In this study, the TLS high group contained abundant matured TLSs. Previous reports described that the B cells in matured TLSs promote tumour-specific antibody production and T-cell activation, whereas immature TLSs may inhibit immune responses by producing suppressive molecules [43]. Our present IF results showed a markedly increased CD138+ plasma cells in matured TLSs. Plasma cells are specialised for producing antigen-specific or high-affinity antibodies, and thus play an important role in humoral immunity. The correlation between tumour-infiltrating plasma cells and favourable prognosis has been demonstrated in several cancer types, including EC [36, 44]. Previous researches also provide evidence of antibody-dependent tumour cell death mediated by TLSs and surrounding plasma cells, and its association with favourable survival among cancer patients treated with ICI [45, 46]. Our results could support these previous findings, although we did not evaluate the antibody productivity or antigen specificity of plasma cells. Further studies are needed to clarify the mechanism of B-cell differentiation in TLSs.

Our present analyses of the recurrent EC cohort revealed that a high density of peritumoral TLSs in primary tumours predicted the response to later treatment with anti-PD-1 antibody, and subsequent survival, indicating clinical benefit of TLS evaluation in the initial specimen. Previous studies in other cancer types have also shown that baseline TLS expression in a pretreatment biopsy is associated with the outcome of ICI treatment [18,19,20, 47]. A possible mechanism explaining these findings could be that abundant peritumoral TLSs are associated with increased tumour-associated memory B cells, plasma cells, or PD-1+ immune infiltrates [48, 49]. The baseline priming of immune cells in TLSs may promote greater diversity and capacity of tumour-specific lymphocytes, resulting in enhancing the response to ICI therapy. Several studies have reported that neoadjuvant chemotherapy or vaccine therapy promotes TLS formation, supporting the concept of combination immunotherapy for cancer treatment, including the combination of ICI with chemotherapy/chemoradiation, which has been clinically used to treat EC patients [17]. Furthermore, there have been several preclinical reports of TLS-inducing interventions in a mouse model [50], which will likely lead to the future establishment of personalised cancer immunotherapy strategies via “TLS induction”.
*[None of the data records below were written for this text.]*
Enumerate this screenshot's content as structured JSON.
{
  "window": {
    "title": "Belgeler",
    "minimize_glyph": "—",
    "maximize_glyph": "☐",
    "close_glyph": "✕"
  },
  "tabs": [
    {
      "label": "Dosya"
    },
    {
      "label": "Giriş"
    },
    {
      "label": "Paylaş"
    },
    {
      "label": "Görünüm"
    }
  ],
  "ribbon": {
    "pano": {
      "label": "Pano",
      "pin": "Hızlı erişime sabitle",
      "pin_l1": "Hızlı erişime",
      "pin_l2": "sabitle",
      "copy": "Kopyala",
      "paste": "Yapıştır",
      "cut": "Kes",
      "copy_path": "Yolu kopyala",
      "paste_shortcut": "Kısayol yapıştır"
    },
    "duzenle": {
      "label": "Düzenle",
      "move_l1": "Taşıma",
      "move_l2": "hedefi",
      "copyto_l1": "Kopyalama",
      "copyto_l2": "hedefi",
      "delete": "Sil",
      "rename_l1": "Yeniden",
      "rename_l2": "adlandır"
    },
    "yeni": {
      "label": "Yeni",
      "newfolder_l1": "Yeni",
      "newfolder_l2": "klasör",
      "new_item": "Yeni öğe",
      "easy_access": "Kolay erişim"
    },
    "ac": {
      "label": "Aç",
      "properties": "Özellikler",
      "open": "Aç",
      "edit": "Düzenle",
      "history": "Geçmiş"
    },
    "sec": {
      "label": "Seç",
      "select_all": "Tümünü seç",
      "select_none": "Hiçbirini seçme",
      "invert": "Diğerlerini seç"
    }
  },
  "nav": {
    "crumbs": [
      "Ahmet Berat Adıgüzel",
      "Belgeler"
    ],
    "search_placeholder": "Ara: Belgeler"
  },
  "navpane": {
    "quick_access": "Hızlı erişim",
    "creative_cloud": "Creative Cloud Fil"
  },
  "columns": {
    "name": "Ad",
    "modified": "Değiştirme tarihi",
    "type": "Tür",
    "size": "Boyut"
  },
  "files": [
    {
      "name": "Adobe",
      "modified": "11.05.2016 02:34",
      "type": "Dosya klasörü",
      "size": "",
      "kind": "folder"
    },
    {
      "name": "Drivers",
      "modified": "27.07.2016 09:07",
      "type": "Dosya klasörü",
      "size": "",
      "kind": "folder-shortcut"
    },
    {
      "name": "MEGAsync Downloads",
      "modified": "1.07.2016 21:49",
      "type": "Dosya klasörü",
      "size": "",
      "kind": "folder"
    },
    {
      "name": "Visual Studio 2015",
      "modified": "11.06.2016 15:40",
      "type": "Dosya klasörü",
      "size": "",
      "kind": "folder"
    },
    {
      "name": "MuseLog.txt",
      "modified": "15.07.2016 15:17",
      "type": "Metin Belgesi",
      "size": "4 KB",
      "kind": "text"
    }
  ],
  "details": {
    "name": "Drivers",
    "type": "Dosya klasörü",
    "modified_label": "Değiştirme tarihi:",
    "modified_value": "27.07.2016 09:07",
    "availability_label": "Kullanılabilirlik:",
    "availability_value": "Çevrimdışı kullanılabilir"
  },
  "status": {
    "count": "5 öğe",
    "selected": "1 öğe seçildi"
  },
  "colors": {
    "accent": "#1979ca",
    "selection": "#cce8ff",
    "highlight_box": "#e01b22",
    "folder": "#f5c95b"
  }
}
This study has several limitations, including the retrospective design, the lack of evaluation of how treatments influenced TLS density/maturity, and the fact that our results were based on evaluation of only single slide per antibody per case. Moreover, since our histological evaluation was confined to the TLSs themselves or the adjacent areas, we did not assess any interactions between TLSs and other infiltrates throughout the tumours. Further studies are needed to assess the effecter cells, such as for the activation/exhaustion profiles, cytokine secretion capacity, or receptor repertoire.
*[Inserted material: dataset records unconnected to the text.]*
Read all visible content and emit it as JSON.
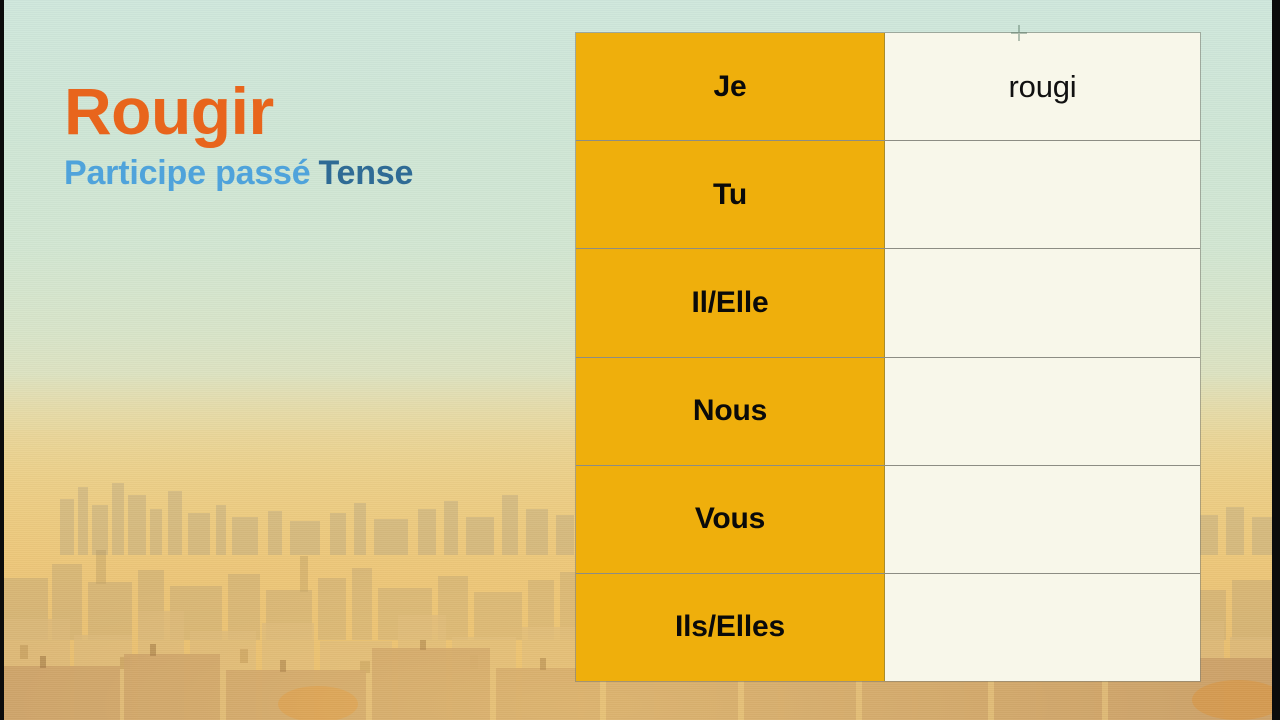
{
  "slide": {
    "verb": "Rougir",
    "tense_name": "Participe passé",
    "tense_word": "Tense",
    "colors": {
      "verb": "#E8651C",
      "tense_name": "#4FA3DB",
      "tense_word": "#2F6B95",
      "pronoun_cell": "#EFAF0C",
      "form_cell": "#F8F7EA",
      "cell_border": "#8D8D84",
      "background_sky": "#CFE7DC",
      "background_haze": "#E9D298"
    }
  },
  "background": {
    "scene": "paris-skyline-photo",
    "description": "Sepia-toned Paris cityscape under a pale mint-to-gold gradient sky"
  },
  "table": {
    "columns": [
      "pronoun",
      "conjugated_form"
    ],
    "rows": [
      {
        "pronoun": "Je",
        "form": "rougi"
      },
      {
        "pronoun": "Tu",
        "form": ""
      },
      {
        "pronoun": "Il/Elle",
        "form": ""
      },
      {
        "pronoun": "Nous",
        "form": ""
      },
      {
        "pronoun": "Vous",
        "form": ""
      },
      {
        "pronoun": "Ils/Elles",
        "form": ""
      }
    ]
  },
  "markers": {
    "plus_icon": "plus-icon"
  }
}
To conclude, peritumoral TLS density in resected specimens from EC patients was significantly correlated with serum nutrition parameters, and was associated with tumour stage and identified as an independent prognostic factor. Notably, matured TLS exhibited high proportions of CD138+ plasma cells, and showed particularly significant clinical relevance. Since TLSs appear to predict prognosis and clinical efficacy of anti-PD-1 antibody therapy, they could be a useful biomarker for personalised multimodal treatments, including immunotherapy, for EC patients.